Seventeen untitled images lead us through Rik Pinkcombe’s altered world “Hidden in Plain Sight”. It is a world full of questions with no intention of giving answers; a world where our perceptions are deliberately undermined; and, although hauntingly familiar, a world we cannot place within the realm we know as reality. As the title of the exhibition suggests, here lies a mystery within the ordinary.
Pinkcombe is a master of manipulating perceptions, dictating and ultimately challenging the way we see our own world. In several of his pictures he uses a technique of leaving buildings and structures in crisp and clear focus, while blurring their surroundings. This unnatural contrast distorts out perceptions lending the images an artificial quality. Buildings appear as if models in miniature; toy towns with toy cars parked in front. We find ourselves almost unconsciously asking “is this real?” - A fundamental question with which Pinkcombe has intentionally burdened us.
His more recent images capture isolated structures surrounded in a sea of darkness. Taken out of context, their isolation creates a similar sense of artificiality. Lit up as if from a spot light, it is as if they have become pieces of scenery for a stage. It could easily be believed that the parking ticket machine without its car park had been found in a television studio. While miniature models and stage scenery make the unreal seem real, here Pinkcombe has made the real seem unreal.
Each picture subtly removes us further from a normal perspective so that we are in a position to face pictures of a starkly realistic nature in a new light. We find ourselves studying a bus stop, a fire escape or a dilapidated house, far more intently than had we passed them in the street. Pinkcombe has indeed manipulated the focus of his lens and also the focus of his audience, elevating the once mundane and dull to the centre of our attention, where we find ourselves asking further questions about the nature of these images.
However, we are denied any information behind them. Even images of snow give us no clue as to what we are looking at, adding to the distance between ourselves and reality. Each untitled, we find ourselves in an anonymous world. Further emphasised by the absence of any individuals, the loss of identity is striking, whilst being presented with overt images of the impact of human civilisation. But where are the actors on this stage and where are the puppets in this toy town? Of course it is us and we are asked do we want to perform?
The artificiality of the world we have created for ourselves is suggested through Pinkcombe’s work where the man-made is so often set against the might of nature with disturbing consequences. The construction of a tiny city skyline beneath the vast sky seems an almost humorously pointless endeavour let alone the banality of a ticket machine or the travesty of a pile of tyres beneath a tree. We are forced to question our role within this world aided by the ability to look at reality through a changed perception.
Pinkcomb’es vision becomes most apparent in his triptych depicting the border of Mexico and the USA at night. It is taken from a large distance away reflecting the removed perspective he has created throughout the entire exhibition. From here we see clearest the crater humanity has made on the earth and itself through the scar on the landscape of the border. A self imposed boundary. A man-made division.

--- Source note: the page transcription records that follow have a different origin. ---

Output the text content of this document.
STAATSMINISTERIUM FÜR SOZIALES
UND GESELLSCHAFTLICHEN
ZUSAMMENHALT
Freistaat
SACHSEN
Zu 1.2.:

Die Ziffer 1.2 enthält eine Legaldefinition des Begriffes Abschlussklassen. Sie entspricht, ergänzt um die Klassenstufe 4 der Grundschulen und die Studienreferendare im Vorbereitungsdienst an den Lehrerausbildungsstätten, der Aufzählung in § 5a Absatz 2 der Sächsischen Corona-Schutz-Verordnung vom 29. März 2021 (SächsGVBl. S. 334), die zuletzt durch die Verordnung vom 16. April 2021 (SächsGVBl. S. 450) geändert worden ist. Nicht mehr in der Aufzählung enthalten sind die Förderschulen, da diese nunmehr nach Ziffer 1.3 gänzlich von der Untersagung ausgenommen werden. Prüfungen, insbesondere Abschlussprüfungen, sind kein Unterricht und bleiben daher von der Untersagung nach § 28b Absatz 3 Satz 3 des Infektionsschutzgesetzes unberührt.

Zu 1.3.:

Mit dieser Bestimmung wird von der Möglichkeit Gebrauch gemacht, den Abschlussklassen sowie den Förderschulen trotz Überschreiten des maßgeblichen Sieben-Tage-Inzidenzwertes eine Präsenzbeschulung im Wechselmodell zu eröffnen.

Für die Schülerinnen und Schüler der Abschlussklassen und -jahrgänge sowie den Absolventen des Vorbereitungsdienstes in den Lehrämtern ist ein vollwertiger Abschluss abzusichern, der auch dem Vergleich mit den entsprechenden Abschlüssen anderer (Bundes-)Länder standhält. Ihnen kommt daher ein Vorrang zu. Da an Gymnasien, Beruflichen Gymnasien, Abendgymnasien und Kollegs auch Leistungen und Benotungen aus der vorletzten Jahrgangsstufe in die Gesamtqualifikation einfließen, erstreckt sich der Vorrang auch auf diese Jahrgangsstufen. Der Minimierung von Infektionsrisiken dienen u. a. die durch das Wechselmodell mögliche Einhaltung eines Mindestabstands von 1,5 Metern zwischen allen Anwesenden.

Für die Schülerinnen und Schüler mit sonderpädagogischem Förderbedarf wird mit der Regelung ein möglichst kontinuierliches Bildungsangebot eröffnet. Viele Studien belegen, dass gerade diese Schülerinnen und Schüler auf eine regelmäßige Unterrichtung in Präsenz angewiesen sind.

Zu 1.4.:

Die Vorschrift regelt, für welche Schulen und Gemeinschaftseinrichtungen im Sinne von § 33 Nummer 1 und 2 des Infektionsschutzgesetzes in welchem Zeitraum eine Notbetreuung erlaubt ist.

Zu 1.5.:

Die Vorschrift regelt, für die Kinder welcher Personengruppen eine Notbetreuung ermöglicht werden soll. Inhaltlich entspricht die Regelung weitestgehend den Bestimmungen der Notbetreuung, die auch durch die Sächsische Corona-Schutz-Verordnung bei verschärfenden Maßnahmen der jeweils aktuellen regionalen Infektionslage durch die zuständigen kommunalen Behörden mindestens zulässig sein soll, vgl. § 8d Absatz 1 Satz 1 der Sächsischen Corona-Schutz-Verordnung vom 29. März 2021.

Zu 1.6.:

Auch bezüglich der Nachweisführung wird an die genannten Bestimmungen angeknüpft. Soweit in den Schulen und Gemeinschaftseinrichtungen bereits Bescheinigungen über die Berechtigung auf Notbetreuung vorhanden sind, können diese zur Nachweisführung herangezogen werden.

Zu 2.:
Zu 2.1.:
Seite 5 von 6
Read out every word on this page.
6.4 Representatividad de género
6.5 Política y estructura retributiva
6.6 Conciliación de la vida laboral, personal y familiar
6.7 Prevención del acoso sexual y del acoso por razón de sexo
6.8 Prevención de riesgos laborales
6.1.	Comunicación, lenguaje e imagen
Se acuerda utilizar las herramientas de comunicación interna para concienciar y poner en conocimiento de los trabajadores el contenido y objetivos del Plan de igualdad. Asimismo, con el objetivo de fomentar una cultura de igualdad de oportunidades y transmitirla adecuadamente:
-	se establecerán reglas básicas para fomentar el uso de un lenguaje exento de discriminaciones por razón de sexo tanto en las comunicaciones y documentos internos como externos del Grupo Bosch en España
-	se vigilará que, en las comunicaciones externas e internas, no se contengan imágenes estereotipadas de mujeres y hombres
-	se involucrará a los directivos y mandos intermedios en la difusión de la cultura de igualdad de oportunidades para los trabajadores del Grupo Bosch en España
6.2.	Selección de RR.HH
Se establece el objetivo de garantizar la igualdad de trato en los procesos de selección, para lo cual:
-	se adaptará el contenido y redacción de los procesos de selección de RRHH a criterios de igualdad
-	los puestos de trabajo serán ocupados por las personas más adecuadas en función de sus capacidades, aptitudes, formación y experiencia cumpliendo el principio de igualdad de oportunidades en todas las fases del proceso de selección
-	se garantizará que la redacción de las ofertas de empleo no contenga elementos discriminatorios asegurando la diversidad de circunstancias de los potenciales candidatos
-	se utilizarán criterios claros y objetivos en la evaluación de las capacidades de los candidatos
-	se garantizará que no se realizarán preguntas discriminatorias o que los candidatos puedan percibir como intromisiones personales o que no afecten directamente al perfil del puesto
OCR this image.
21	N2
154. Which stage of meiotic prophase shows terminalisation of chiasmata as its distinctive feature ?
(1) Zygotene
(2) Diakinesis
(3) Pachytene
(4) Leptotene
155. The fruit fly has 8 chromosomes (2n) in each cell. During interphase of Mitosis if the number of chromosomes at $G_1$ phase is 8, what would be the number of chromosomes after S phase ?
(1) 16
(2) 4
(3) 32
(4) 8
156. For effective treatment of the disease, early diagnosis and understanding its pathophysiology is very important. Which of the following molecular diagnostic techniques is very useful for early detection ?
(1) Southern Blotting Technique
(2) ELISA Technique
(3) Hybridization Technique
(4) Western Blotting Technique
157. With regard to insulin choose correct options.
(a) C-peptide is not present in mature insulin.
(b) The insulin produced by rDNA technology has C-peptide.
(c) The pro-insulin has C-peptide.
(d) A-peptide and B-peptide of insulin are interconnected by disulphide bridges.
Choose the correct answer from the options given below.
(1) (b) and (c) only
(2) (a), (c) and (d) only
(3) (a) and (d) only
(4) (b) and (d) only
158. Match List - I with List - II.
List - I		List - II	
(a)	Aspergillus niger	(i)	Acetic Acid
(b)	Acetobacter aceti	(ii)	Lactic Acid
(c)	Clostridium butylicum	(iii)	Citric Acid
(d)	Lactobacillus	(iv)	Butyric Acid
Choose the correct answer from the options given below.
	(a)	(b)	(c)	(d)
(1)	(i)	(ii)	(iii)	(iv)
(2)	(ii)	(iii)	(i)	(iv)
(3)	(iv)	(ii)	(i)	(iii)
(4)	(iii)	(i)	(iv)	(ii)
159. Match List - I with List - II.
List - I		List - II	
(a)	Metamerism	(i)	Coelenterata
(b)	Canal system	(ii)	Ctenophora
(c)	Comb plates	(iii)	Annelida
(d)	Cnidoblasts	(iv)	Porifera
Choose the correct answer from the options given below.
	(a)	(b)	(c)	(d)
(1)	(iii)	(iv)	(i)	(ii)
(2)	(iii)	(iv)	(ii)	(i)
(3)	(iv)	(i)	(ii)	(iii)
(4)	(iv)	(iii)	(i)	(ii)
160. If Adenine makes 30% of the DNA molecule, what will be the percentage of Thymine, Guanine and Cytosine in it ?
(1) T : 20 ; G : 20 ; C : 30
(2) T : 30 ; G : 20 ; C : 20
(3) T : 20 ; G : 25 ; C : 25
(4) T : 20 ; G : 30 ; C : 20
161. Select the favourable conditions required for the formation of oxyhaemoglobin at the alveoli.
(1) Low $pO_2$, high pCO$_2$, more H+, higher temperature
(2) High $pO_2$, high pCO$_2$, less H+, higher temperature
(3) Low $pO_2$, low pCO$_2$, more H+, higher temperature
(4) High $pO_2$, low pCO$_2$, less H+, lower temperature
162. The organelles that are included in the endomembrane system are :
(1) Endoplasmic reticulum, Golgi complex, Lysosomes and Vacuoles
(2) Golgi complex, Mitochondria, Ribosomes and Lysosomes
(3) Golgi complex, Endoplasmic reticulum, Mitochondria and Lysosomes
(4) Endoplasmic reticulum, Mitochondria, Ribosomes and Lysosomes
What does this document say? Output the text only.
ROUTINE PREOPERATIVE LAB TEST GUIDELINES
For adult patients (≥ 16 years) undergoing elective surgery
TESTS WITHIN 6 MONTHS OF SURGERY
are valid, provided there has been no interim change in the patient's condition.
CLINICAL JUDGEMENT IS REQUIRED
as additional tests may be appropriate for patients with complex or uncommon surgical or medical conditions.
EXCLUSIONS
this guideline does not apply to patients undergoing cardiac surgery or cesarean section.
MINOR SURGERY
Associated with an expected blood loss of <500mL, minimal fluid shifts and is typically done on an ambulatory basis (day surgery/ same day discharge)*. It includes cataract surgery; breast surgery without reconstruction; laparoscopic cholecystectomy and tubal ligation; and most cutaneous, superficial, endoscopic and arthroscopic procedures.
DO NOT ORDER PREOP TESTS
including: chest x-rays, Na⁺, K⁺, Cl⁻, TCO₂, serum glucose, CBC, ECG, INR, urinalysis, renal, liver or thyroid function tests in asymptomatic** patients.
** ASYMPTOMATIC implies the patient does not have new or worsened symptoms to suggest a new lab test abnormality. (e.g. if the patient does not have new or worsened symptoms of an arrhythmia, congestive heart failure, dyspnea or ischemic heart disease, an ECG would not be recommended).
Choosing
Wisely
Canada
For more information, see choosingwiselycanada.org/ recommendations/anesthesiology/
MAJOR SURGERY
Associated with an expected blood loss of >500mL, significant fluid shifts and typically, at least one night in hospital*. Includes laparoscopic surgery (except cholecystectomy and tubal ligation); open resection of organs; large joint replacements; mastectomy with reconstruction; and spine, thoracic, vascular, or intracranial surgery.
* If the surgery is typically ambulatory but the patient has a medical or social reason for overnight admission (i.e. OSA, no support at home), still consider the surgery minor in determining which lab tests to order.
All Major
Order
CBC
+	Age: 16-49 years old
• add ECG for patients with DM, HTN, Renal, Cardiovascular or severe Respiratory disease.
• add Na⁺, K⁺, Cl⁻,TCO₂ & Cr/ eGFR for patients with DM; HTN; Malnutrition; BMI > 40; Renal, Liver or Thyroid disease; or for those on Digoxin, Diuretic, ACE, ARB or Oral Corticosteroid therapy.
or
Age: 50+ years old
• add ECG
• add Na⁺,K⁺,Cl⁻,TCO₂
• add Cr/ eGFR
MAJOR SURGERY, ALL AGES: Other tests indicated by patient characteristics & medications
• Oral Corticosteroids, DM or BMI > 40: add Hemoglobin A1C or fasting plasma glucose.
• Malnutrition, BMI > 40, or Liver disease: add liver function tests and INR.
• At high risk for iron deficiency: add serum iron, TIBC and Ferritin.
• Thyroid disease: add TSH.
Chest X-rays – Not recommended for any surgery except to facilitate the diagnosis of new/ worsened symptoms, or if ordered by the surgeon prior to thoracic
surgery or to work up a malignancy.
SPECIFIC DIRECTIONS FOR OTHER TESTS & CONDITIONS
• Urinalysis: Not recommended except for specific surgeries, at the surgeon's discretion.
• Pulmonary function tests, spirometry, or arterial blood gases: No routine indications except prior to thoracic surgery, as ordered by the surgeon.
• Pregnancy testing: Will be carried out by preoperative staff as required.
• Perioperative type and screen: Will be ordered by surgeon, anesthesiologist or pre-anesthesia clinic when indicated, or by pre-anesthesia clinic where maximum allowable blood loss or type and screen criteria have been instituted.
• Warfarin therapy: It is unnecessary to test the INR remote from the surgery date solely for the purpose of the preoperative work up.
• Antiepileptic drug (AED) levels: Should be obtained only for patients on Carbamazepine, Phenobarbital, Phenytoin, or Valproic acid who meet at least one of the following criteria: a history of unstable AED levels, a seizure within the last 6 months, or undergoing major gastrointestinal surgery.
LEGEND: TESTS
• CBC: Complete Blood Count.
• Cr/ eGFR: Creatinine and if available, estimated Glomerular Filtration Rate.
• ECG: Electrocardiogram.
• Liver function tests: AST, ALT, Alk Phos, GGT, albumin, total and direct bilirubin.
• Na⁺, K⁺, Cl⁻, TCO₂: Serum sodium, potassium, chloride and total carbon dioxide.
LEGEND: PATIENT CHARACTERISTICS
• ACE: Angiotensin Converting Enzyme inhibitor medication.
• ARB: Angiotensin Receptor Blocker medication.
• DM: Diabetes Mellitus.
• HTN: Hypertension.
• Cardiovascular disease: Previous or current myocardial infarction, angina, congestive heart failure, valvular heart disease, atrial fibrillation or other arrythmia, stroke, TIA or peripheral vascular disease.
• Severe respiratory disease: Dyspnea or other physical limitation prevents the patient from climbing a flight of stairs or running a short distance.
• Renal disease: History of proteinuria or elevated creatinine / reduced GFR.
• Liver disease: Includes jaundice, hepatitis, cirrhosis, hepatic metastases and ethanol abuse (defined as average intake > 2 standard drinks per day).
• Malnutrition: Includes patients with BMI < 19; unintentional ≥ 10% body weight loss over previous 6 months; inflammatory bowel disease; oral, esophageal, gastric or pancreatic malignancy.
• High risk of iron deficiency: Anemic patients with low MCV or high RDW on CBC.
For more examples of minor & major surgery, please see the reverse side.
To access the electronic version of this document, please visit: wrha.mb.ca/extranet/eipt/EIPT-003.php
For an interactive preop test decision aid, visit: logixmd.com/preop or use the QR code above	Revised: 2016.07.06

The mass of lights and buildings and roads is intensely claustrophobic creating a great sense of pressure; a world about to burst at the seams. These three images suggest international unease, racial tension and all the stresses of living in this toy town we have made for ourselves. The loss of identity is felt most strong in these pictures, just a mass of people living and working together. The individual becomes lost as we see the human race from a removed perspective.
Despite the strangeness and uneasiness surrounding these images the most important point is that they are depictions of the real world. They are an opportunity to see from the artist’s point of view and look through the eyes of Rik Pinkcombe. We are looking directly at our world yet the esoteric implications of the title should urge us to look at ourselves. In this artificial world, how real are you?